An Improved Transmission Line Alignment

Possibly the most instructive material I ever found concerning TL design variations was a page created by Bob Brines. In it he compared various TL designs (TL vs. MLTL vs. TQWT vs. ML-TQWT vs. negative tapered QWT), using Martin Kings Worksheets. He modeled each design variation using the same driver, and with each version tuned to the same frequency. It pretty clearly showed how each alignment influenced the frequency response.

Sadly, since Bob is no longer in business, the page no longer exists.

the original url was this:

brinesacoustics.com/Pages/Quarter_Wave_Resonators/Quarter_Wave_Resonators.html

but don't bother going there.

I was able to find it on the wayback machine here:

Quarter Wave Resonators

unfortunately, the frequency response graphs are missing from the archived page! So, the page is now virtually useless.

Does anybody have a copy of this page that includes the graphs? I think many here would find it useful, especially those new to quarter wave design and modeling. Bob himself wrote that the page was not intended to be a design tutorial, but I think it comes pretty darn close.

Eric
 
Looks like a summary of the article. May add to the report above. https://audioroundtable.com/misc/Quarter_Wave_Generators.pdf

woodo,
Awesome! Interestingly, not all the examples are identical in the two versions. For example, the TQWT example in the article is 93" long, while it's 84" in the pdf you found. There's a few other minor differences too. So I'm not sure if the differences were typos in one or the other, or if Bob revised the examples at some point. In any event, it's great that you found it.
Thanks,
Eric
 
Can Hornresp be used to model full range TL designs? Inputting data from single 2" FR drivers I see their acoustical power graphs drop off pretty quickly after 1000Hz, and the bat/owl ears start to repeat.

"Above a few hundred Hz, the line filling material completely absorbs the driver backwave, giving the TL an open, non-boxy sound.” ... which doesn't seem to match Hornresp results where adding stuffing doesn't really eliminate those peaks/dips.THOR: A D’Appolito Transmission Line | audioXpress
 
Yes, although I suspect David uses slightly different damping coefficients in his software while the models on here will depend on the quantities the individual designer has applied in that particular case. The Thor was based on the d'Appolito alignments, which lean toward a 'pure' max-flat impedance TL design rather than being high[er]-gain varieties.
 
Basically, there is no single type of TL alignment for a given driver, in the same way there is no single vented box alignment. There are lots of (technically an infinite number) of different alignments that get lumped under the generic title, and within reason, you go with what best suits your particular requirements.

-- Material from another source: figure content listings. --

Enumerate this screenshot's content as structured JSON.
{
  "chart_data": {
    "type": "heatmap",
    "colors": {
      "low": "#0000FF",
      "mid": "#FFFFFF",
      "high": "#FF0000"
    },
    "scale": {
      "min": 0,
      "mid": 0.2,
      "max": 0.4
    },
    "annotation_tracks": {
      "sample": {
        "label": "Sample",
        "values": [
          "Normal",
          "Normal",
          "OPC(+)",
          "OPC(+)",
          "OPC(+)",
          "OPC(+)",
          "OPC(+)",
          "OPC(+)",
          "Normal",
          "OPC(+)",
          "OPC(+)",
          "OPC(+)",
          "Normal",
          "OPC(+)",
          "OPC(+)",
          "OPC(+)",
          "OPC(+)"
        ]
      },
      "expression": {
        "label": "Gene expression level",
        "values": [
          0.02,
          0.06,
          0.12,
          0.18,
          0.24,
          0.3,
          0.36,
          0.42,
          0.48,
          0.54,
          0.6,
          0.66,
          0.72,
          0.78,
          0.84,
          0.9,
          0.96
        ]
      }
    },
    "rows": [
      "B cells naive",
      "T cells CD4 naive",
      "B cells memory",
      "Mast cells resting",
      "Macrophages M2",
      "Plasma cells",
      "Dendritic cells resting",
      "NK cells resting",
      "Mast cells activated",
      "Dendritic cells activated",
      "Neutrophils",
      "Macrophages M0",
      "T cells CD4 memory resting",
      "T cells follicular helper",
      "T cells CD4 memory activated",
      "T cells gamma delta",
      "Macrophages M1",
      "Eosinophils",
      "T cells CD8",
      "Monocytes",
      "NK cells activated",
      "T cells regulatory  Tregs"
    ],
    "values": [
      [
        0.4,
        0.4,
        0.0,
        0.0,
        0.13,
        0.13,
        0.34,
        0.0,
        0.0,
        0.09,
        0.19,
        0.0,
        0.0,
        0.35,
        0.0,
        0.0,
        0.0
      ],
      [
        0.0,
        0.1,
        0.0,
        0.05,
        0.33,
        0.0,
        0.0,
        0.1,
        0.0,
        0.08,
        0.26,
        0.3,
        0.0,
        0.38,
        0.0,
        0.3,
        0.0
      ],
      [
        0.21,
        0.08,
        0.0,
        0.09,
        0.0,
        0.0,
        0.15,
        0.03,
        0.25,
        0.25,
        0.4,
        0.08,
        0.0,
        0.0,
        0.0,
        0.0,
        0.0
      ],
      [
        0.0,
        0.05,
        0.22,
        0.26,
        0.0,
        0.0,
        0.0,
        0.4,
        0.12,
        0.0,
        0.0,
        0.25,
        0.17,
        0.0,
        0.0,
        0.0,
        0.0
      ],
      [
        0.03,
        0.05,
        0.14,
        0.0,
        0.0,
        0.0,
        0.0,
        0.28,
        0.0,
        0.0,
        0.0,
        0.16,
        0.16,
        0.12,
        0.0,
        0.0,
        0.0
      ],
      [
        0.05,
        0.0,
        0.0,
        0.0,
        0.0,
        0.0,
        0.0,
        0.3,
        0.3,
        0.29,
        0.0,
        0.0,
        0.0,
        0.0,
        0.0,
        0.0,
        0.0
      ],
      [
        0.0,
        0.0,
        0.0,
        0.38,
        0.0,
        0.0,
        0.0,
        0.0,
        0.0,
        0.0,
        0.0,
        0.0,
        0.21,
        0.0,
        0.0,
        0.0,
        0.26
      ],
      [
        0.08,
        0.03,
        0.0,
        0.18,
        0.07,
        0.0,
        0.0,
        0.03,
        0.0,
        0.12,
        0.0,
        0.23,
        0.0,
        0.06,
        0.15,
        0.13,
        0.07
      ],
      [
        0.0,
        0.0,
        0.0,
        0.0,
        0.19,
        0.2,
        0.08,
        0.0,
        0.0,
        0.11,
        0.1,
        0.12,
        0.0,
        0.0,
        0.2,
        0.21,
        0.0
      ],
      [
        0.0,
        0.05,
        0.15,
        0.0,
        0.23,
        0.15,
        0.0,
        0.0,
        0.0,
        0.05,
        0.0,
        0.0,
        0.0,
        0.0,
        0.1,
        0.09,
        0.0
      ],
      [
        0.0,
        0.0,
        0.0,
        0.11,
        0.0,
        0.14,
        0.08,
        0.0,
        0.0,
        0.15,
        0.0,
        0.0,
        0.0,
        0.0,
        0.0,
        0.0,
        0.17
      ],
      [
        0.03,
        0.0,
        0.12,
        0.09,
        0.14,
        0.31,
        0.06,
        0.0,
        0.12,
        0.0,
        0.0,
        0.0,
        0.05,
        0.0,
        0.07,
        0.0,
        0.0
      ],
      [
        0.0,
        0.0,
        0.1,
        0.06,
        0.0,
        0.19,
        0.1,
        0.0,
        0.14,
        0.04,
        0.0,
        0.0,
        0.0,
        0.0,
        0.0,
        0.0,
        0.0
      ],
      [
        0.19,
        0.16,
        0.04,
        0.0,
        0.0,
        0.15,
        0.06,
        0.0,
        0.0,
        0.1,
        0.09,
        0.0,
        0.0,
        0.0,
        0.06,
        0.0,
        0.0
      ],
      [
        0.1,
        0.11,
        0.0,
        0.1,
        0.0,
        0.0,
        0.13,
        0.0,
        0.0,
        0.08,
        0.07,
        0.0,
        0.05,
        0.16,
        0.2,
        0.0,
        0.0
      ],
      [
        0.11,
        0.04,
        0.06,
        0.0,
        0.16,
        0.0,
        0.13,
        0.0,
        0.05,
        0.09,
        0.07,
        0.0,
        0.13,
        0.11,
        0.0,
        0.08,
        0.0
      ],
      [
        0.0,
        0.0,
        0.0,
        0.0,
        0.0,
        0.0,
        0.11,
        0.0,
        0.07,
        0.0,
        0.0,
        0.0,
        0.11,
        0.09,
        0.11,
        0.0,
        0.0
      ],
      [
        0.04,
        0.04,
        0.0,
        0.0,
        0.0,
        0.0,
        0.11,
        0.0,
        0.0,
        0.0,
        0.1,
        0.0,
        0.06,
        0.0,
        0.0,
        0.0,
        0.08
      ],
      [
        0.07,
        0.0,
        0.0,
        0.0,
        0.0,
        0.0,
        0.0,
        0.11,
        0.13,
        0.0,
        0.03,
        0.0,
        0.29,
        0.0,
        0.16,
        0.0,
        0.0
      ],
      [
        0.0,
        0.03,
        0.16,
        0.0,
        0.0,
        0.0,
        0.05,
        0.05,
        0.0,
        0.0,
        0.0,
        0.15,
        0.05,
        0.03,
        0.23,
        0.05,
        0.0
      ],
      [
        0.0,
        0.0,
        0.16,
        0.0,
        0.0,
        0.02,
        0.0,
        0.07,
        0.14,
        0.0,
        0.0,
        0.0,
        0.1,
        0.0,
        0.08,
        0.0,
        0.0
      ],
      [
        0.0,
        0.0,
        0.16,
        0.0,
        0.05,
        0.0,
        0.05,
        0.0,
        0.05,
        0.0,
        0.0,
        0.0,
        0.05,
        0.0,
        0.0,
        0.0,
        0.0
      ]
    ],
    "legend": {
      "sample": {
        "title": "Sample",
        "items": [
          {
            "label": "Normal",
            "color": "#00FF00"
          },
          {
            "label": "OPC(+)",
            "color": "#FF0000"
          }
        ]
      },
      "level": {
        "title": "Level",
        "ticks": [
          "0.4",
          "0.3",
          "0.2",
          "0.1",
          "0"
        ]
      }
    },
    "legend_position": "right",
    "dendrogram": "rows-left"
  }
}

The Augspurger derived alignment that d'Appolito used for the Thor is an acoustically well-damped type targeting a relatively flat impedance, no more than 1dB drop on the third harmonic, and less than 0.5dB deviation above that. In essence, they lean toward a near-aperiodic line with a bit more gain than a sealed box, but are not high-gain lines as such. They are typically quite heavily damped (stuffed) to achieve that target objective. So they don't have as much output on the low end as some, but they do present a relatively unreactive load, and the extensive line damping largely eradicates any likelihood of early reflections modulating the driver's moving components or passing through any acoustically transparent surfaces (suspension, some cones etc.).
 
So I put a 1" full-range (Tang Bang W1 1070SH) into Hornresp and got a result that wasn't that interesting.

RdSWMQd.jpg

An externally hosted image should be here but it was not working when we last tested it.


Then I started playing with some of the sliders and got a freq response that is much flatter and wider bandwidth, except it's a very strange taper shape.

7dUWADk.jpg

An externally hosted image should be here but it was not working when we last tested it.


Baseline is a 10:1 taper, the flatter red line is the diamond shaped taper...
An externally hosted image should be here but it was not working when we last tested it.


How to explain this? Even when Fb and Volume are kept more or less the same, the diamond taper maintains a flatter response. Is this just a case where the modelling stops being accurate?
 
How to explain this? Even when Fb and Volume are kept more or less the same, the diamond taper maintains a flatter response. Is this just a case where the modelling stops being accurate?

Well, a proper explanation probably requires way more math skills than I have, but basically the long vent of the latter makes it a MLTL, so has much more acoustic loading around/at tuning and why they've been my default high SQ vented cab alignment since '65.

No, T/S theory begins and ends at:

Fhm = 2*Fs/Qts'

Flc = Fs*Qts'/2

Qts' = Qts + any added series resistance [Rs]: HiFi Loudspeaker Design

Some programs will calculate to a higher frequency if either inductance and/or added resistance is inputted, but even then it's only accurate out to ~ [Fs*8 pi] in Hornresp. No clue about others, though ones that allow inputting measured responses probably are accurate 'enough'.